The system does not save and restore the contents of data sets. You must ensure that input data sets and system data sets contain all necessary data when restart occurs. If a data set on a direct access volume is open at the checkpoint, the data set's label (the DSCB in the VTOC) must have the same location and reflect the same extents upon restart as it did when the checkpoint was taken.

If your program reads records from a data set, updates them, and writes them back to their original locations, it may be useless to take a checkpoint before completing this processing. If a checkpoint is taken earlier, postrestart processing is unsuccessful under these circumstances:
  • Your program updates a record before abnormal termination and repeats the update after restart, and
  • The updated record contents depend on the original contents.

For example, suppose that the purpose of the update is to exchange the positions of two fields in each record. If the record is updated twice, the fields are returned to their original positions, and the results are invalid.
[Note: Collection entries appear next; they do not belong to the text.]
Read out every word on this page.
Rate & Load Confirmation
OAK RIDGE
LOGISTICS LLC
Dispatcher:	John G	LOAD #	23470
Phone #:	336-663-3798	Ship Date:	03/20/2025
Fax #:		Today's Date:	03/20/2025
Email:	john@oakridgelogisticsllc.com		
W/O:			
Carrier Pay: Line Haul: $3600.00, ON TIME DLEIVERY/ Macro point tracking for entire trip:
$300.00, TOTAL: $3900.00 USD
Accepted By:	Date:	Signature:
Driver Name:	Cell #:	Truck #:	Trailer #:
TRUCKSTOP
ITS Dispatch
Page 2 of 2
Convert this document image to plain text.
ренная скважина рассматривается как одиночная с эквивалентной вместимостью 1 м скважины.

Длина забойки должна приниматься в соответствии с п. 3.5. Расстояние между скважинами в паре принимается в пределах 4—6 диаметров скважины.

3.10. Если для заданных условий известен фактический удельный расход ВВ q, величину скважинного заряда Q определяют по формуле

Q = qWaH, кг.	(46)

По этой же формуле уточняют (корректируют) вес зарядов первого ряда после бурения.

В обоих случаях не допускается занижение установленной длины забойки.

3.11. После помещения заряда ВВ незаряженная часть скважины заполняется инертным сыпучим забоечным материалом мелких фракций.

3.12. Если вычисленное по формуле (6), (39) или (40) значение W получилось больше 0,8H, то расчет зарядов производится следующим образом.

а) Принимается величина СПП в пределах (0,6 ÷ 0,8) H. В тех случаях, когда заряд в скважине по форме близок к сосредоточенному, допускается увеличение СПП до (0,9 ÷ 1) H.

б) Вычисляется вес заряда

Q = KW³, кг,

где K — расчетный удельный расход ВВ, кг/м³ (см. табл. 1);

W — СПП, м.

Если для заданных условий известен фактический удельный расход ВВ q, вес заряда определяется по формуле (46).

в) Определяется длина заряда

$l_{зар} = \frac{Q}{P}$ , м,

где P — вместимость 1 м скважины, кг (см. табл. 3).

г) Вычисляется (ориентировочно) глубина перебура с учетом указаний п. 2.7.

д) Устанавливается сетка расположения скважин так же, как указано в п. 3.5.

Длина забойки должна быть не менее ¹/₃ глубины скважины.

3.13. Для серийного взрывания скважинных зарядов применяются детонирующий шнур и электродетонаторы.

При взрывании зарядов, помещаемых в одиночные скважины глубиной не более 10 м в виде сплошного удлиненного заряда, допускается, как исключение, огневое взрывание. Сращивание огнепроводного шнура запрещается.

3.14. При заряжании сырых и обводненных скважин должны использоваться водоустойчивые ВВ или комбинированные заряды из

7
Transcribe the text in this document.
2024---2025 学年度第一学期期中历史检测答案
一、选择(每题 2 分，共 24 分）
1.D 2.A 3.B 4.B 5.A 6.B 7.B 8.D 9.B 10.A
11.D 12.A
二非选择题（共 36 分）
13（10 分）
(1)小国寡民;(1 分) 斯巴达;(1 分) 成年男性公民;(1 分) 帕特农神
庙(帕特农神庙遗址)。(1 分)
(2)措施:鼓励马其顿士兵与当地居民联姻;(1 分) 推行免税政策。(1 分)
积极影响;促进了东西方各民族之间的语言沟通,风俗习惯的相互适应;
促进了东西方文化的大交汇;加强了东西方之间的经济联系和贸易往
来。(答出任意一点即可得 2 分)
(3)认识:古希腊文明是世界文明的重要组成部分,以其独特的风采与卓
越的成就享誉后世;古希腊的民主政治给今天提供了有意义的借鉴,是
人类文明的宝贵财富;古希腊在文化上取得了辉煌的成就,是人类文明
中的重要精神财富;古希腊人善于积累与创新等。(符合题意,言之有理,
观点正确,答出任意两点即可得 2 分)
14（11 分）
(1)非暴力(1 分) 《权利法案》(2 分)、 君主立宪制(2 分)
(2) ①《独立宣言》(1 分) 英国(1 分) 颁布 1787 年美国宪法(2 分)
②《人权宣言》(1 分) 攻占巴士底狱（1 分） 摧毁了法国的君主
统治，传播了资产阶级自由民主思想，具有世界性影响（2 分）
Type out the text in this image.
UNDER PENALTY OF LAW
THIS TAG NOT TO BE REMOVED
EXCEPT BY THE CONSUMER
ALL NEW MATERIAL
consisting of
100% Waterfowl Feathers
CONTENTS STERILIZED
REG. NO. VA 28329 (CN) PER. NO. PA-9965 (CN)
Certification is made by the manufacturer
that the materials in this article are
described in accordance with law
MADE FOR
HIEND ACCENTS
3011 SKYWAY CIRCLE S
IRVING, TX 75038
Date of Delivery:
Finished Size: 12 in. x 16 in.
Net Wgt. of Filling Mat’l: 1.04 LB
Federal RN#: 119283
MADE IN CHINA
In a different application, an update might place a value in a record field, regardless of the field's original contents. You could then restart the step at a checkpoint taken before or during the update procedure, because an updated record would not be changed if updated again after restart.

When data set records are processed in an update-in-place manner (records are read, changed, and written back into their original location in the data set), bad data can be prevented if records updated after the last checkpoint are restored to their original state or if your program keeps track of the records that are updated and avoids updating them again during restart.